#K0005 — Partitioned File Storage#

Author:

Niini

Started:

2023-12-08

Last updated:

2023-12-25

Status:

Design in progress

Timeline#

First draft

Proof of Concept

Stable implementation

2023-12-12

Summary#

Kate has two distinct needs for storing arbitrary binary data under well-known names:

  • Reliably persistent data: E.g.: cartridge data needs to be available for as long as the player is able to launch that cartridge, thus needs a reliable and persistent backing storage.

  • Ephemeral work area for large data: E.g.: the importer needs to access files from a ZIP archive to process them into a Kate cartridge.

A backing file store must thus address these two use cases while also making sure that we guarantee all other security and privacy guarantees Kate has. That is, data must be partitioned to the processes that own them, with no way of distinct processes to forge access to these pieces of data.

To that end we introduce a new file backing storage on top of the Origin Private File System API that uses content-addressed binaries in distinct buckets, which are also divided into distinct “lifecycle” partitions.

Keep in mind that we need:

  • Partitioned lifecycle: All buckets are subject to be garbage collected once there are no more references to it, but the frequency of garbage collection might vary.

  • Strong capabilities: Buckets can only be accessed by the owning process, and they must be handed a capability for it — there must be no way of forging capabilities for arbitrary buckets (i.e.: no root directory accessible from the process).

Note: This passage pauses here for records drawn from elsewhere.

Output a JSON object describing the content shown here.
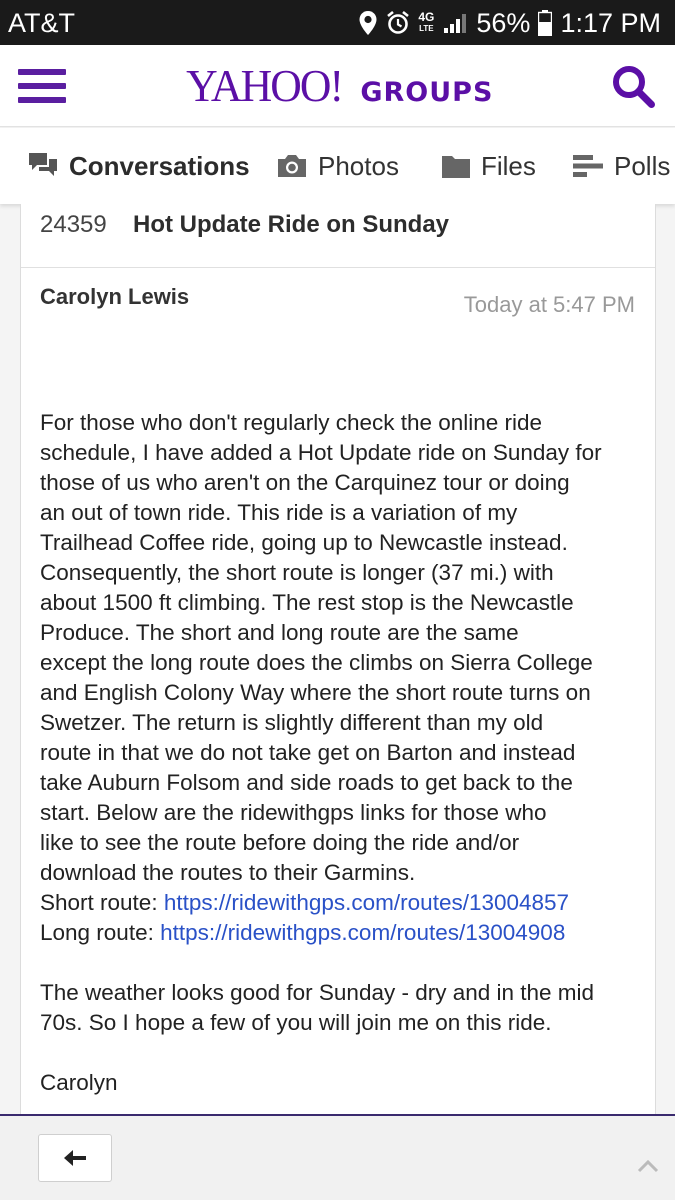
{
  "status_bar": {
    "carrier": "AT&T",
    "battery": "56%",
    "time": "1:17 PM",
    "network": "4G",
    "network_sub": "LTE",
    "icons": [
      "location-icon",
      "alarm-icon",
      "signal-icon",
      "battery-icon"
    ]
  },
  "header": {
    "logo_main": "YAHOO!",
    "logo_sub": "GROUPS",
    "brand_color": "#5b0fa6",
    "icons": [
      "menu-icon",
      "search-icon"
    ]
  },
  "tabs": [
    {
      "label": "Conversations",
      "icon": "conversations-icon",
      "active": true
    },
    {
      "label": "Photos",
      "icon": "camera-icon",
      "active": false
    },
    {
      "label": "Files",
      "icon": "folder-icon",
      "active": false
    },
    {
      "label": "Polls",
      "icon": "polls-icon",
      "active": false
    }
  ],
  "message": {
    "number": "24359",
    "subject": "Hot Update Ride on Sunday",
    "author": "Carolyn Lewis",
    "timestamp": "Today at 5:47 PM",
    "lines": [
      "For those who don't regularly check the online ride",
      "schedule, I have added a Hot Update ride on Sunday for",
      "those of us who aren't on the Carquinez tour or doing",
      "an out of town ride. This ride is a variation of my",
      "Trailhead Coffee ride, going up to Newcastle instead.",
      "Consequently, the short route is longer (37 mi.) with",
      "about 1500 ft climbing.  The rest stop is the Newcastle",
      "Produce.  The short and long route are the same",
      "except the long route does the climbs on Sierra College",
      "and English Colony Way where the short route turns on",
      "Swetzer.  The return is slightly different than my old",
      "route in that we do not take get on Barton and instead",
      "take Auburn Folsom and side roads to get back to the",
      "start.  Below are the ridewithgps links for those who",
      "like to see the route before doing the ride and/or",
      "download the routes to their Garmins."
    ],
    "short_route_label": "Short route: ",
    "short_route_url": "https://ridewithgps.com/routes/13004857",
    "long_route_label": "Long route: ",
    "long_route_url": "https://ridewithgps.com/routes/13004908",
    "closing_lines": [
      "The weather looks good for Sunday - dry and in the mid",
      "70s.  So I hope a few of you will join me on this ride."
    ],
    "signature": "Carolyn",
    "link_color": "#2a51c7"
  },
  "bottom_bar": {
    "icons": [
      "back-arrow-icon",
      "scroll-up-icon"
    ]
  }
}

  • Memory friendly: Since we will be using the storage for large binaries, the API must allow interacting with this storage using bounded memory.

Surface interface#

interface FileStore {
  get_partition(name: string): Promise<Partition>;
  from_key(key: PersistentKey): Promise<{partition: Partition, bucket: Bucket}>;
  gc(): Promise<void>;
}

interface Partition {
  create(): Promise<Bucket>;
  get(id: BucketId): Promise<Bucket>;
  release(bucket: Bucket): void;
  release_persistent(key: PersistentKey): void;
  persist(bucket: Bucket): PersistentKey;
}

interface Bucket {
  put(data: ArrayBuffer): Promise<File>;
  file(id: FileId): File;
}

interface File {
  id: FileId;
  read(): Uint8Array;
  delete(): void;
}

Note the lack of explicit deletion for buckets: they’re garbage collected automatically once there are no more references to it!

Ephemeral and persistent buckets#

All buckets start their life as ephemeral ones — they’re kept alive for as long as there are in-memory references to them, and they’re garbage collected as soon as no in-memory references to them remain. Like with regular programming language garbage collection, bucket garbage collection is not observable by the code, since as far as code is concerned there’s no way of getting to the bucket anymore. Kate also does not expose storage space metrics to regular code, which must assume the user has “an unlimited supply of storage space”.

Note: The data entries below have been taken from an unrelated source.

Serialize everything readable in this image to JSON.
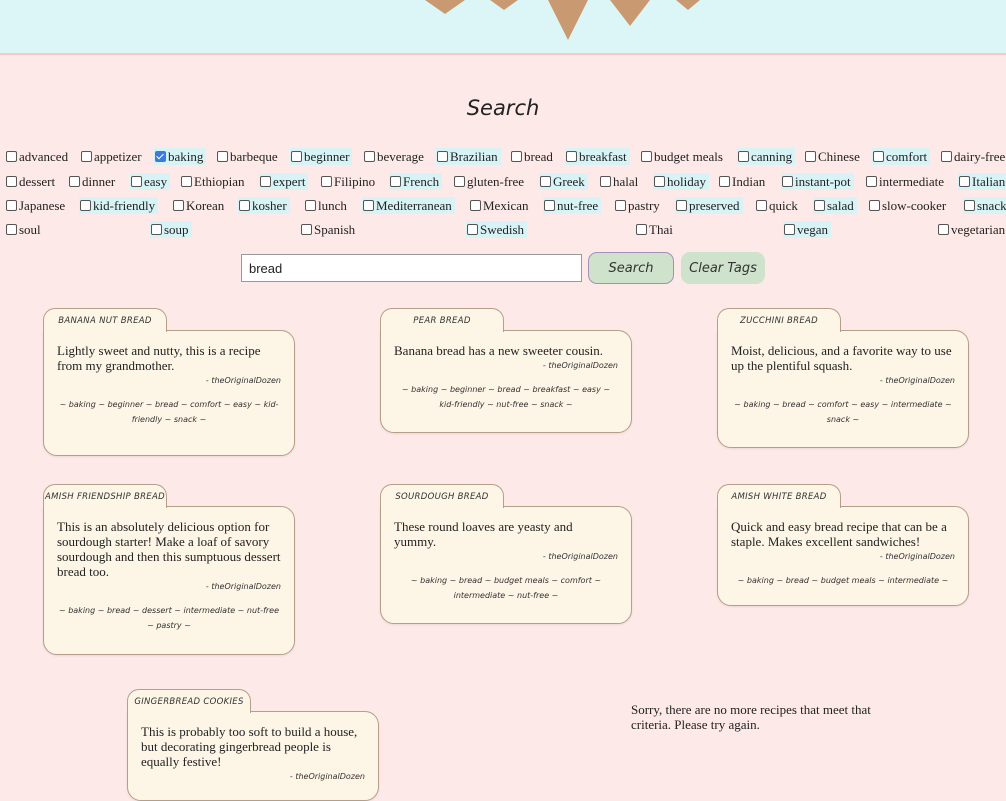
{
  "page": {
    "title": "Search"
  },
  "tags_row1": [
    {
      "label": "advanced",
      "checked": false,
      "highlight": false
    },
    {
      "label": "appetizer",
      "checked": false,
      "highlight": false
    },
    {
      "label": "baking",
      "checked": true,
      "highlight": true
    },
    {
      "label": "barbeque",
      "checked": false,
      "highlight": false
    },
    {
      "label": "beginner",
      "checked": false,
      "highlight": true
    },
    {
      "label": "beverage",
      "checked": false,
      "highlight": false
    },
    {
      "label": "Brazilian",
      "checked": false,
      "highlight": true
    },
    {
      "label": "bread",
      "checked": false,
      "highlight": false
    },
    {
      "label": "breakfast",
      "checked": false,
      "highlight": true
    },
    {
      "label": "budget meals",
      "checked": false,
      "highlight": false
    },
    {
      "label": "canning",
      "checked": false,
      "highlight": true
    },
    {
      "label": "Chinese",
      "checked": false,
      "highlight": false
    },
    {
      "label": "comfort",
      "checked": false,
      "highlight": true
    },
    {
      "label": "dairy-free",
      "checked": false,
      "highlight": false
    }
  ],
  "tags_row2": [
    {
      "label": "dessert",
      "checked": false,
      "highlight": false
    },
    {
      "label": "dinner",
      "checked": false,
      "highlight": false
    },
    {
      "label": "easy",
      "checked": false,
      "highlight": true
    },
    {
      "label": "Ethiopian",
      "checked": false,
      "highlight": false
    },
    {
      "label": "expert",
      "checked": false,
      "highlight": true
    },
    {
      "label": "Filipino",
      "checked": false,
      "highlight": false
    },
    {
      "label": "French",
      "checked": false,
      "highlight": true
    },
    {
      "label": "gluten-free",
      "checked": false,
      "highlight": false
    },
    {
      "label": "Greek",
      "checked": false,
      "highlight": true
    },
    {
      "label": "halal",
      "checked": false,
      "highlight": false
    },
    {
      "label": "holiday",
      "checked": false,
      "highlight": true
    },
    {
      "label": "Indian",
      "checked": false,
      "highlight": false
    },
    {
      "label": "instant-pot",
      "checked": false,
      "highlight": true
    },
    {
      "label": "intermediate",
      "checked": false,
      "highlight": false
    },
    {
      "label": "Italian",
      "checked": false,
      "highlight": true
    }
  ],
  "tags_row3": [
    {
      "label": "Japanese",
      "checked": false,
      "highlight": false
    },
    {
      "label": "kid-friendly",
      "checked": false,
      "highlight": true
    },
    {
      "label": "Korean",
      "checked": false,
      "highlight": false
    },
    {
      "label": "kosher",
      "checked": false,
      "highlight": true
    },
    {
      "label": "lunch",
      "checked": false,
      "highlight": false
    },
    {
      "label": "Mediterranean",
      "checked": false,
      "highlight": true
    },
    {
      "label": "Mexican",
      "checked": false,
      "highlight": false
    },
    {
      "label": "nut-free",
      "checked": false,
      "highlight": true
    },
    {
      "label": "pastry",
      "checked": false,
      "highlight": false
    },
    {
      "label": "preserved",
      "checked": false,
      "highlight": true
    },
    {
      "label": "quick",
      "checked": false,
      "highlight": false
    },
    {
      "label": "salad",
      "checked": false,
      "highlight": true
    },
    {
      "label": "slow-cooker",
      "checked": false,
      "highlight": false
    },
    {
      "label": "snack",
      "checked": false,
      "highlight": true
    }
  ],
  "tags_row4": [
    {
      "label": "soul",
      "checked": false,
      "highlight": false
    },
    {
      "label": "soup",
      "checked": false,
      "highlight": true
    },
    {
      "label": "Spanish",
      "checked": false,
      "highlight": false
    },
    {
      "label": "Swedish",
      "checked": false,
      "highlight": true
    },
    {
      "label": "Thai",
      "checked": false,
      "highlight": false
    },
    {
      "label": "vegan",
      "checked": false,
      "highlight": true
    },
    {
      "label": "vegetarian",
      "checked": false,
      "highlight": false
    }
  ],
  "search": {
    "value": "bread",
    "button_label": "Search",
    "clear_label": "Clear Tags"
  },
  "recipes": [
    {
      "name": "BANANA NUT BREAD",
      "description": "Lightly sweet and nutty, this is a recipe from my grandmother.",
      "author": "- theOriginalDozen",
      "tags": "~ baking ~ beginner ~ bread ~ comfort ~ easy ~ kid-friendly ~ snack ~"
    },
    {
      "name": "PEAR BREAD",
      "description": "Banana bread has a new sweeter cousin.",
      "author": "- theOriginalDozen",
      "tags": "~ baking ~ beginner ~ bread ~ breakfast ~ easy ~ kid-friendly ~ nut-free ~ snack ~"
    },
    {
      "name": "ZUCCHINI BREAD",
      "description": "Moist, delicious, and a favorite way to use up the plentiful squash.",
      "author": "- theOriginalDozen",
      "tags": "~ baking ~ bread ~ comfort ~ easy ~ intermediate ~ snack ~"
    },
    {
      "name": "AMISH FRIENDSHIP BREAD",
      "description": "This is an absolutely delicious option for sourdough starter! Make a loaf of savory sourdough and then this sumptuous dessert bread too.",
      "author": "- theOriginalDozen",
      "tags": "~ baking ~ bread ~ dessert ~ intermediate ~ nut-free ~ pastry ~"
    },
    {
      "name": "SOURDOUGH BREAD",
      "description": "These round loaves are yeasty and yummy.",
      "author": "- theOriginalDozen",
      "tags": "~ baking ~ bread ~ budget meals ~ comfort ~ intermediate ~ nut-free ~"
    },
    {
      "name": "AMISH WHITE BREAD",
      "description": "Quick and easy bread recipe that can be a staple. Makes excellent sandwiches!",
      "author": "- theOriginalDozen",
      "tags": "~ baking ~ bread ~ budget meals ~ intermediate ~"
    },
    {
      "name": "GINGERBREAD COOKIES",
      "description": "This is probably too soft to build a house, but decorating gingerbread people is equally festive!",
      "author": "- theOriginalDozen",
      "tags": ""
    }
  ],
  "no_more_message": "Sorry, there are no more recipes that meet that criteria. Please try again.",
  "colors": {
    "background": "#fde9e7",
    "banner": "#dcf6f8",
    "card": "#fdf5e6",
    "tag_highlight": "#d7f3f5",
    "button": "#cfe3cc"
  }
}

Buckets can however be promoted to a persistent bucket. Persistent buckets are “ephemeral” buckets that have long-lived in-storage references. For example, buckets backing cartridge data start as ephemeral ones during installation, and progress to persistent just before the cartridge is reified in the database. From that point on, the bucket is only garbage collected if no in-memory and in-storage references to it remain.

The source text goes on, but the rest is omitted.